Prize Talk: Justin Jankunas Doctoral Dissertation Award Finalists: Developing a Quantum Chemical Toolbox for Accurate Modeling of K-edges and Beyond

X-ray spectroscopy is a vibrant field that has received considerable attention in recent years due to advances in light sources. By probing the electronic structure of inner-shell orbitals, it enables the investigation of local chemical environments through element specific spectral signatures. From a theoretical perspective, these core-excited states also pose some challenges to existing quantum chemical methods, especially due to lack of relaxation effects that arise after creation of a core-hole. Moreover, as we explore elements of the periodic table with higher atomic numbers, relativistic effects become more relevant, especially for the prediction of K (1s) and L (2p) shell transitions.

In this talk, we discuss different approaches to model X-ray emission (XES) and absorption (XAS), as well as the role of scalar relativistic effects in accurately modeling the core-excitation energies and the spectra of heavy elements. In the context of XES, we analyze the different ingredients that are necessary to accurately model oscillator strengths, and propose a simple metric that provides insights into some of the issues of the traditional linear-response methods, such as time-dependent density functional theory (TDDFT), to model core-spectroscopy.

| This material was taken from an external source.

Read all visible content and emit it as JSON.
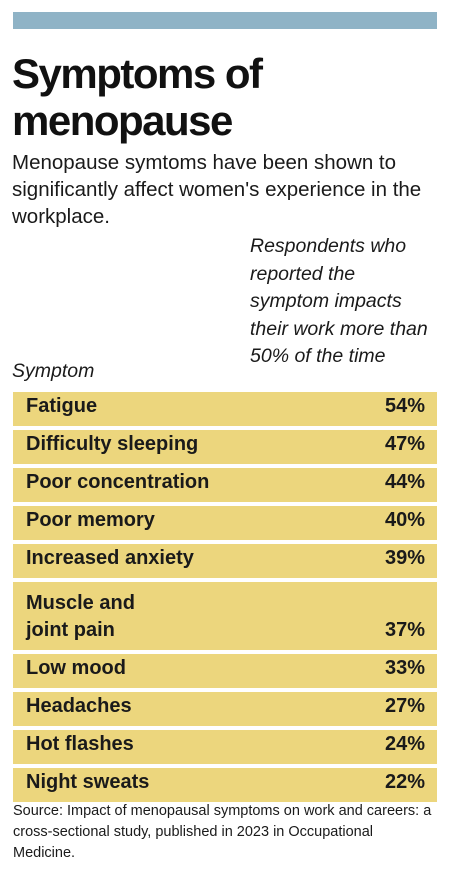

For XAS, we combine the exact two-component one electron model (X2C) for relativistic effects with two DFT based approaches to study K-edge X-Ray spectroscopies for elements of the third row and early transition metals of the periodic table. The first approach is based on optimizing an excited state configuration directly, within the framework known as orbital-optimized (OO) DFT. The second approach, electron-affinity TDDFT (EA-TDDFT), relies on a double linear-response on top of a core-ionized reference, and attempts to fix the shortcomings of regular TDDFT for core-spectroscopy. Both OODFT and EA-TDDFT, when combined with X2C, show remarkable agreement in predicting K-edge X-Ray absorption (XAS) spectra of a wide range of molecules containing third row main group elements, with RMSE < 0.5 eV. We also investigate how higher order relativistic effects, such as retardation and vacuum fluctuations, play a significant role in the core binding energies of transition metals and how this affects the accuracy of our proposed methods.